Em Bauru neste sábado (13) para o lançamento da candidatura à reeleição do deputado federal Rodrigo Agostinho (PSB), o ex-governador e candidato ao Senado, Márcio França (PSB), defendeu a interiorização do desenvolvimento. O que, segundo ele, significa dar força a um processo de descentralização econômica e política da Capital paulista, com foco na expansão de cidades no Interior.
Essa é uma pauta, inclusive, compartilhada por ele e Rodrigo Agostinho, já levada a Fernando Haddad (PT), candidato a governador de São Paulo apoiado pela coligação formada pelas siglas - PSB e PT.
"O Estado de São Paulo tem mais 644 cidades, além de Bauru, e precisamos retomar esse crescimento no Interior. E nós vamos fazer isso juntos", pontua França. "Temos como bandeira uma série de estratégias para interiorizar esse desenvolvimento e trazer oportunidades e mais gente para cá. Deslocar secretarias inteiras para o Interior é um dos exemplos. Por que a Secretaria de Estado da Agricultura tem de estar na cidade de São Paulo? Se você desloca uma secretaria como essa para Bauru, transforma também o fluxo todo, além de trazer gente, poder e força. Não faz sentido ter tudo centralizado na Capital", explica ele, reforçando que seu trabalho no Senado será o de ajudar o governo estadual.

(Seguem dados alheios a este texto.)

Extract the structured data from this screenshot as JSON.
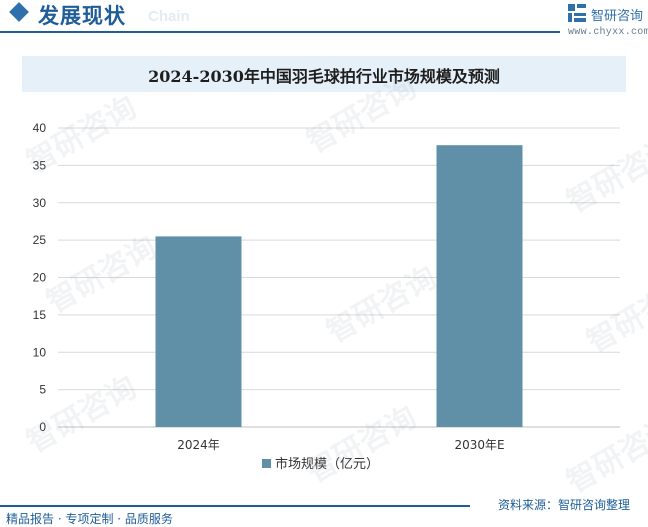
{
  "header": {
    "section_title": "发展现状",
    "section_subtitle": "Chain",
    "brand_name": "智研咨询",
    "brand_url": "www.chyxx.com"
  },
  "chart_title": "2024-2030年中国羽毛球拍行业市场规模及预测",
  "watermark": "智研咨询",
  "chart_data": {
    "type": "bar",
    "title": "2024-2030年中国羽毛球拍行业市场规模及预测",
    "categories": [
      "2024年",
      "2030年E"
    ],
    "series": [
      {
        "name": "市场规模（亿元）",
        "values": [
          25.5,
          37.7
        ]
      }
    ],
    "yticks": [
      "0",
      "5",
      "10",
      "15",
      "20",
      "25",
      "30",
      "35",
      "40"
    ],
    "ylim": [
      0,
      40
    ],
    "xlabel": "",
    "ylabel": "",
    "grid": true,
    "legend_position": "bottom",
    "bar_color": "#5f90a8"
  },
  "footer": {
    "source": "资料来源：智研咨询整理",
    "tagline": "精品报告 · 专项定制 · 品质服务"
  }
}
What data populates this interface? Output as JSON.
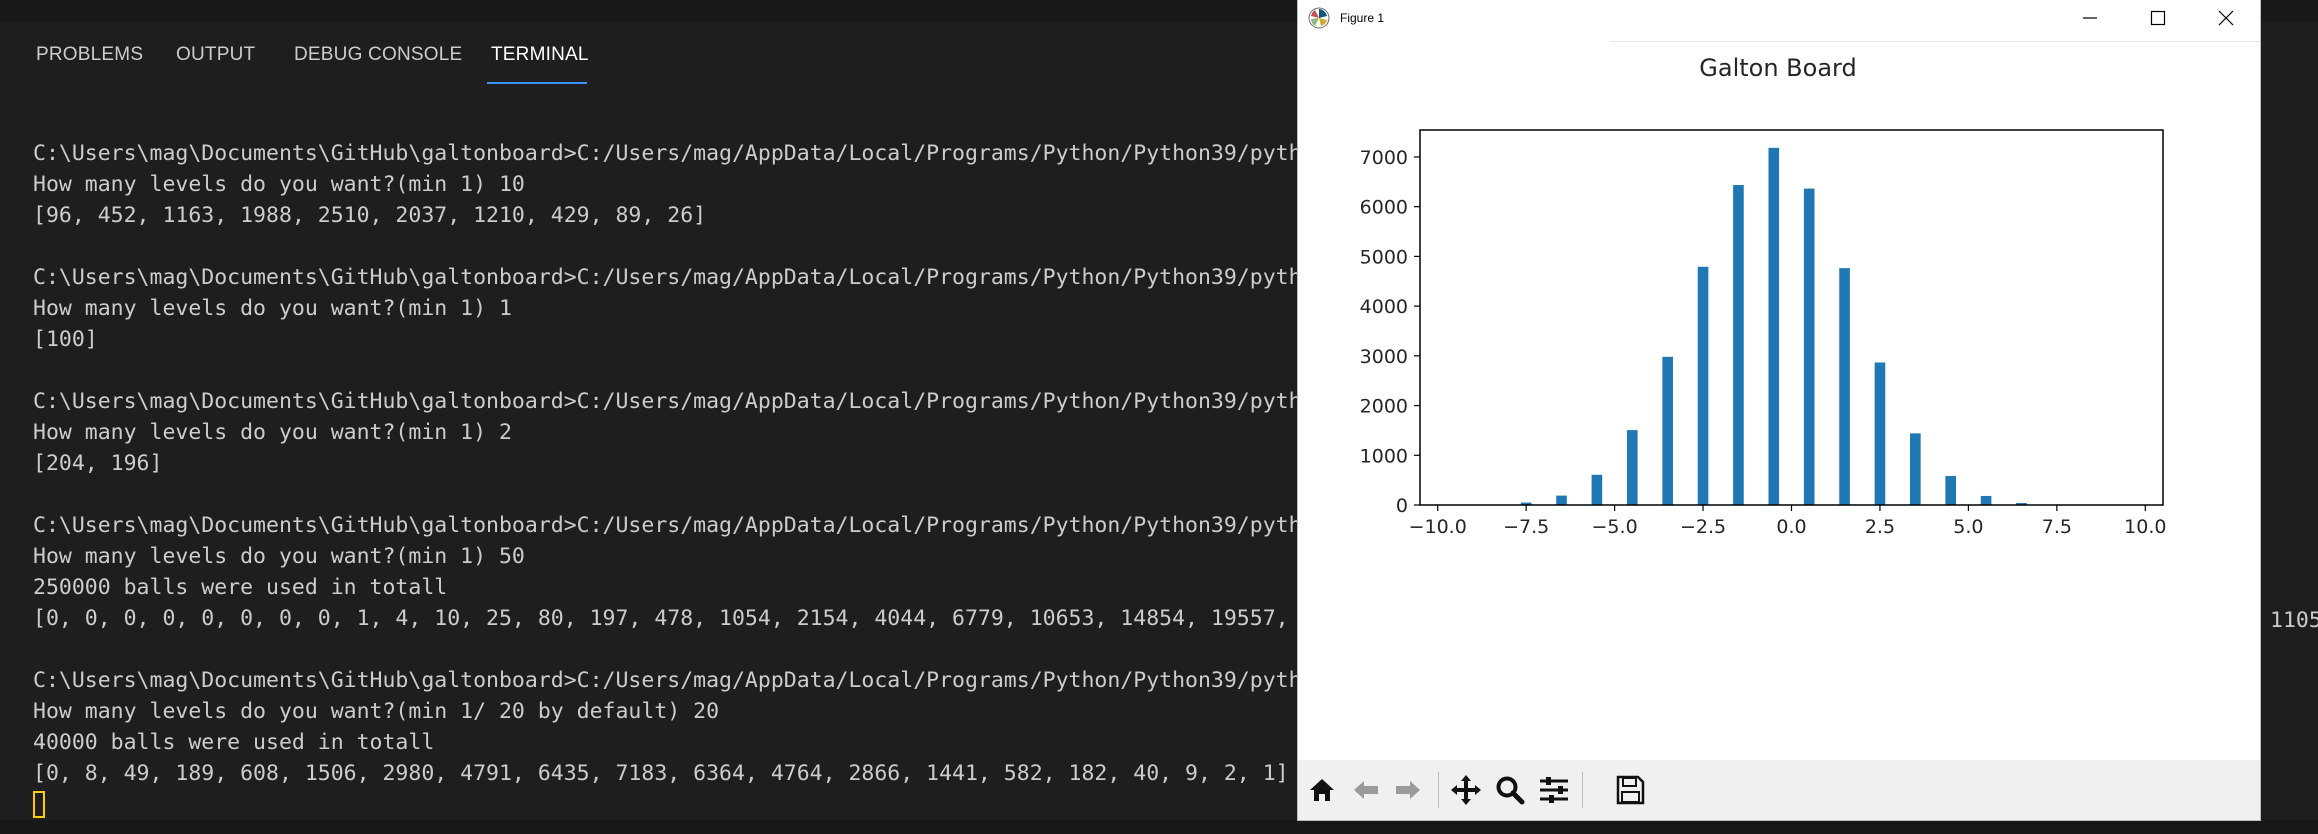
{
  "panel_tabs": [
    {
      "label": "PROBLEMS"
    },
    {
      "label": "OUTPUT"
    },
    {
      "label": "DEBUG CONSOLE"
    },
    {
      "label": "TERMINAL"
    }
  ],
  "terminal": {
    "lines": [
      "C:\\Users\\mag\\Documents\\GitHub\\galtonboard>C:/Users/mag/AppData/Local/Programs/Python/Python39/pyth",
      "How many levels do you want?(min 1) 10",
      "[96, 452, 1163, 1988, 2510, 2037, 1210, 429, 89, 26]",
      "",
      "C:\\Users\\mag\\Documents\\GitHub\\galtonboard>C:/Users/mag/AppData/Local/Programs/Python/Python39/pyth",
      "How many levels do you want?(min 1) 1",
      "[100]",
      "",
      "C:\\Users\\mag\\Documents\\GitHub\\galtonboard>C:/Users/mag/AppData/Local/Programs/Python/Python39/pyth",
      "How many levels do you want?(min 1) 2",
      "[204, 196]",
      "",
      "C:\\Users\\mag\\Documents\\GitHub\\galtonboard>C:/Users/mag/AppData/Local/Programs/Python/Python39/pyth",
      "How many levels do you want?(min 1) 50",
      "250000 balls were used in totall",
      "[0, 0, 0, 0, 0, 0, 0, 0, 1, 4, 10, 25, 80, 197, 478, 1054, 2154, 4044, 6779, 10653, 14854, 19557,",
      "",
      "C:\\Users\\mag\\Documents\\GitHub\\galtonboard>C:/Users/mag/AppData/Local/Programs/Python/Python39/pyth",
      "How many levels do you want?(min 1/ 20 by default) 20",
      "40000 balls were used in totall",
      "[0, 8, 49, 189, 608, 1506, 2980, 4791, 6435, 7183, 6364, 4764, 2866, 1441, 582, 182, 40, 9, 2, 1]"
    ],
    "offscreen_fragment": "1105"
  },
  "figure_window": {
    "title": "Figure 1",
    "icons": {
      "app": "matplotlib-logo-icon",
      "minimize": "minimize-icon",
      "maximize": "maximize-icon",
      "close": "close-icon"
    },
    "toolbar": [
      {
        "name": "home-icon"
      },
      {
        "name": "back-arrow-icon"
      },
      {
        "name": "forward-arrow-icon"
      },
      {
        "name": "pan-icon"
      },
      {
        "name": "zoom-icon"
      },
      {
        "name": "configure-subplots-icon"
      },
      {
        "name": "save-icon"
      }
    ]
  },
  "chart_data": {
    "type": "bar",
    "title": "Galton Board",
    "xlabel": "",
    "ylabel": "",
    "x": [
      -9.5,
      -8.5,
      -7.5,
      -6.5,
      -5.5,
      -4.5,
      -3.5,
      -2.5,
      -1.5,
      -0.5,
      0.5,
      1.5,
      2.5,
      3.5,
      4.5,
      5.5,
      6.5,
      7.5,
      8.5,
      9.5
    ],
    "values": [
      0,
      8,
      49,
      189,
      608,
      1506,
      2980,
      4791,
      6435,
      7183,
      6364,
      4764,
      2866,
      1441,
      582,
      182,
      40,
      9,
      2,
      1
    ],
    "bar_width": 0.3,
    "xlim": [
      -10.5,
      10.5
    ],
    "ylim": [
      0,
      7542
    ],
    "xticks": [
      -10.0,
      -7.5,
      -5.0,
      -2.5,
      0.0,
      2.5,
      5.0,
      7.5,
      10.0
    ],
    "xtick_labels": [
      "−10.0",
      "−7.5",
      "−5.0",
      "−2.5",
      "0.0",
      "2.5",
      "5.0",
      "7.5",
      "10.0"
    ],
    "yticks": [
      0,
      1000,
      2000,
      3000,
      4000,
      5000,
      6000,
      7000
    ],
    "ytick_labels": [
      "0",
      "1000",
      "2000",
      "3000",
      "4000",
      "5000",
      "6000",
      "7000"
    ],
    "grid": false,
    "colors": {
      "bar": "#1f77b4",
      "axes": "#000000"
    }
  }
}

Dentro da agenda de desenvolvimento, ele ressalta ainda que trabalhará pela aprovação de projetos que viabilizem, sobretudo, mais interligações rodoviárias.
"O Estado de São Paulo é dividido pelo Rio Tietê e o que ficou para baixo dele desenvolveu menos por contar com número reduzido de estradas. Precisamos de mais ligações", comenta o candidato ao Senado, acrescentando que defende também a revitalização e reativação da malha ferroviária em Bauru.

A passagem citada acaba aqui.